Lamentably, the court in June Medical continues a carve-out exception on the standing issue by permitting the abortion industry to challenge reasonable regulation under the guise of vindicating the “rights” of the women. 

As to the merits, Justice Breyer — who also authored the majority opinion in Whole Woman’s Health — was joined by justices Ruth Bader Ginsburg, Sonia Sotomayor and Elena Kagan in his plurality opinion. The Louisiana law, he wrote, is “almost word-for-word identical to Texas’ admitting-privileges law.” Breyer, citing his opinion in Whole Woman’s Health, applied a balancing test that weighs the law’s “asserted benefits against the burdens” it imposes on abortion access.

The plurality embraced the district court’s finding that there was “no significant health-related problem that the law helped to cure” and “no credible evidence in the record that Act 620 would further the State’s interest in women’s health beyond that which is already insured under existing Louisiana law.” The plurality also agreed with the lower court’s conclusion that the law “would place substantial obstacles in the path of women seeking an abortion in Louisiana.”

Chief Justice Roberts, who dissented in Whole Woman’s Health, surprisingly joined in the decision to strike down Louisiana’s law.

While he continues “to believe that the [Texas] case was wrongly decided,” Roberts felt compelled to strike down Act 620 because “Louisiana’s law cannot stand under our precedent.” Roberts wrote, “The legal doctrine of stare decisis [‘to stand by things decided’] requires us, absent special circumstances, to treat like cases alike.” 

“Precedent” in this case may have been upheld, but it is a very dangerous precedent for women in Louisiana.

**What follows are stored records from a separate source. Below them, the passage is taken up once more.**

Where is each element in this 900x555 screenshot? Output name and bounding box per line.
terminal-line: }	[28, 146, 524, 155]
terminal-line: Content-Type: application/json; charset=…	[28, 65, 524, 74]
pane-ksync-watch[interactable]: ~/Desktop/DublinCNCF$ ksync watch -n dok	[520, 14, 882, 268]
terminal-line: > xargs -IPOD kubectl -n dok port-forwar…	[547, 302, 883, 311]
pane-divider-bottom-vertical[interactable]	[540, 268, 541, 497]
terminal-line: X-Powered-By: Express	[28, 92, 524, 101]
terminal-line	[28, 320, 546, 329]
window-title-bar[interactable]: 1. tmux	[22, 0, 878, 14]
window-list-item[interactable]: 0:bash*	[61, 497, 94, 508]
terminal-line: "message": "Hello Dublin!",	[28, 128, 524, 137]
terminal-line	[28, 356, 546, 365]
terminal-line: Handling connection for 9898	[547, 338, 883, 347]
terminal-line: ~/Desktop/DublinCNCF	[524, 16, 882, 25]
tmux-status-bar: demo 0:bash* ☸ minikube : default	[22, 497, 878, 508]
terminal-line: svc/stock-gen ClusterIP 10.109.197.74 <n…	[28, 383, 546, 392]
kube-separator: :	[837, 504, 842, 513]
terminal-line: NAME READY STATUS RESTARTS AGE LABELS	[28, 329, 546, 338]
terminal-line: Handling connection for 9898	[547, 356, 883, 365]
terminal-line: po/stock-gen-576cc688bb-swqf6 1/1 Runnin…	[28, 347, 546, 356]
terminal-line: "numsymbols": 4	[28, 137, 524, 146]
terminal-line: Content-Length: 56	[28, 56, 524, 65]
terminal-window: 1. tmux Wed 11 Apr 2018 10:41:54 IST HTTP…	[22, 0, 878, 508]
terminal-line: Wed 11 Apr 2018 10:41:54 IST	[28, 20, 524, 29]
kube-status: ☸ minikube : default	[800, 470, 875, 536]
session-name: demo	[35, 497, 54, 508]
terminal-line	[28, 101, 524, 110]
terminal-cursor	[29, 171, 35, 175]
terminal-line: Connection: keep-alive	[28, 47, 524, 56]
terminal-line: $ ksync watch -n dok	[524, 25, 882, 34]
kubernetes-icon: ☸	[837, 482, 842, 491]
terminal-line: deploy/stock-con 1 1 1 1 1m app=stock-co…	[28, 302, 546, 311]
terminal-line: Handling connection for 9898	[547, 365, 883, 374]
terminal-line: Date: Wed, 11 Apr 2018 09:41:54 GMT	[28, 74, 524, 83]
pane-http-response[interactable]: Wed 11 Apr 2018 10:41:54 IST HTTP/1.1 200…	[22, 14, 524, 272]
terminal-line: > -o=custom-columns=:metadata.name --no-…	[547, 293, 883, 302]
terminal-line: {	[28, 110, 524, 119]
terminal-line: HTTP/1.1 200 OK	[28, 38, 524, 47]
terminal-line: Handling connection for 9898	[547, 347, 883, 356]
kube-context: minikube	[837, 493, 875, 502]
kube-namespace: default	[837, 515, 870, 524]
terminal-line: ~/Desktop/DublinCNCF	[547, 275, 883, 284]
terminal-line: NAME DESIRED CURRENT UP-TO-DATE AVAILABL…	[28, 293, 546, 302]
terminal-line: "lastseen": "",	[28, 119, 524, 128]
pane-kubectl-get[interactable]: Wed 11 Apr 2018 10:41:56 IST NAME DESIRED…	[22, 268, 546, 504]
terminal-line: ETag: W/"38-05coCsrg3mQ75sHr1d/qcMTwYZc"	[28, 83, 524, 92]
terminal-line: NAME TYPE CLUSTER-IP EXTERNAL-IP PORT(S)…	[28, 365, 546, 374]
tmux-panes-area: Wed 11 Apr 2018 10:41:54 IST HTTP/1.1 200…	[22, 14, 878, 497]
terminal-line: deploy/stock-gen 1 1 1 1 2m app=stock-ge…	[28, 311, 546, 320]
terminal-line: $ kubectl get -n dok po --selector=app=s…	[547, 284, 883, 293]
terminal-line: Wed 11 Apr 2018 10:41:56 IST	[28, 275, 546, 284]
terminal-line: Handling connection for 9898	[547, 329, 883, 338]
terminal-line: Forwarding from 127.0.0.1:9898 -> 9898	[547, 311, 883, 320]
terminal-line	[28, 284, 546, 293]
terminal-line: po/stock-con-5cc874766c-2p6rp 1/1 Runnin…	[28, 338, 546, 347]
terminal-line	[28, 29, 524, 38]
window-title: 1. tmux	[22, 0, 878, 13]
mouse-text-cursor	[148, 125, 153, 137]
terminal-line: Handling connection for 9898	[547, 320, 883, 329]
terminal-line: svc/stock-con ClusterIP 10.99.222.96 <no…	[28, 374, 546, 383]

Contrary to the plurality’s assessment, Louisiana lawmakers established a clear factual record of a long string of abuses that threatened the health of Louisiana women.

The Louisiana Department of Health chronicled health and safety violations, including failing to ensure women were medically stable prior to discharge, failing to question clients about past complications prior to administering anesthesia, and failing to properly clean and disinfect instruments. Abortion facilities also failed to prevent inept or unethical doctors from working there. 

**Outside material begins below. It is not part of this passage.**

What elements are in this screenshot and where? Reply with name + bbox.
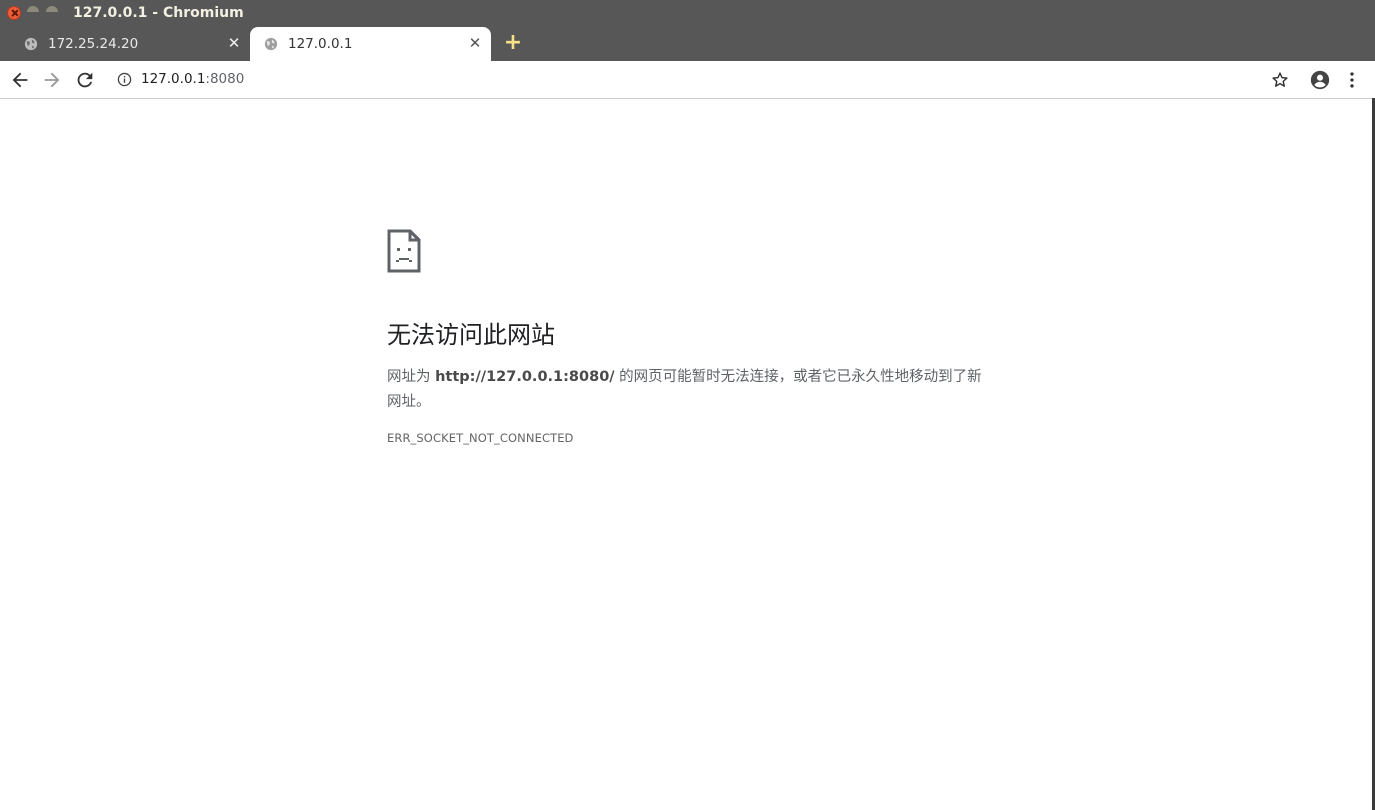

Requiring doctors performing abortions to have hospital admitting privileges is important for two reasons. First, admitting privileges indicate competence. Reputable hospitals screen out practitioners whose work history is full of red flags. Second, doctors involved in the procedure should accompany a woman suffering serious complications from an abortion if she requires hospitalization. Continuity of care can safeguard a woman’s future fertility and even her life. 

Act 620 did not place additional burdens on abortionists. Louisiana requires all other ambulatory surgical doctors in the state to have hospital admitting privileges. Louisiana legislators were simply closing a dangerous loophole that gave abortionists preferential treatment.

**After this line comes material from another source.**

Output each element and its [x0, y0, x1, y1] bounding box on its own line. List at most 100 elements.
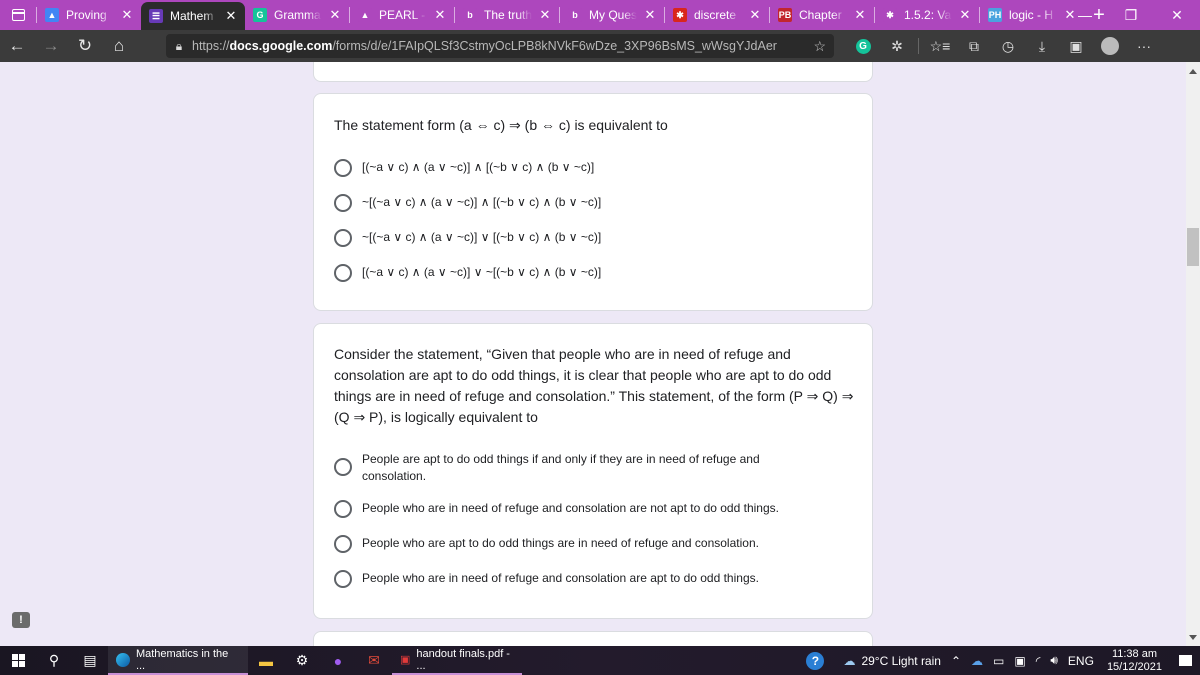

Justice Neil Gorsuch, one of the four dissenting justices, picked up on this saying, “it turns out that Act 620’s admitting privileges requirement for abortion providers tracks longstanding state laws governing physicians who perform relatively low-risk procedures like colonoscopies, Lasik eye surgeries, and steroid injections at ambulatory surgical centers.” 

If there is a silver lining in June Medical, it’s in the thoughtful dissenting opinions. “The majority bills today’s decision as a facsimile of [Whole Woman’s Health] and it’s true they have something in common,” wrote Justice Samuel Alito. “In both, the abortion right recognized in this Court’s decisions is used like a bulldozer to flatten legal rules that stand in the way.” Justice Thomas, for his part, lamented that the June Medical majority “perpetuates its ill-founded abortion jurisprudence by enjoining a perfectly legitimate state law and doing so without justification.”  

In June Medical, the Supreme Court, to its shame, told women seeking abortions that their state government is powerless to protect them from abortionists and clinics whose gross negligence and malfeasance put their lives at risk. How many more vulnerable women will have to suffer the burden of the court’s unfettered abortion jurisprudence?

Andrea Picciotti-Bayer is legal adviser for The Catholic Association Foundation.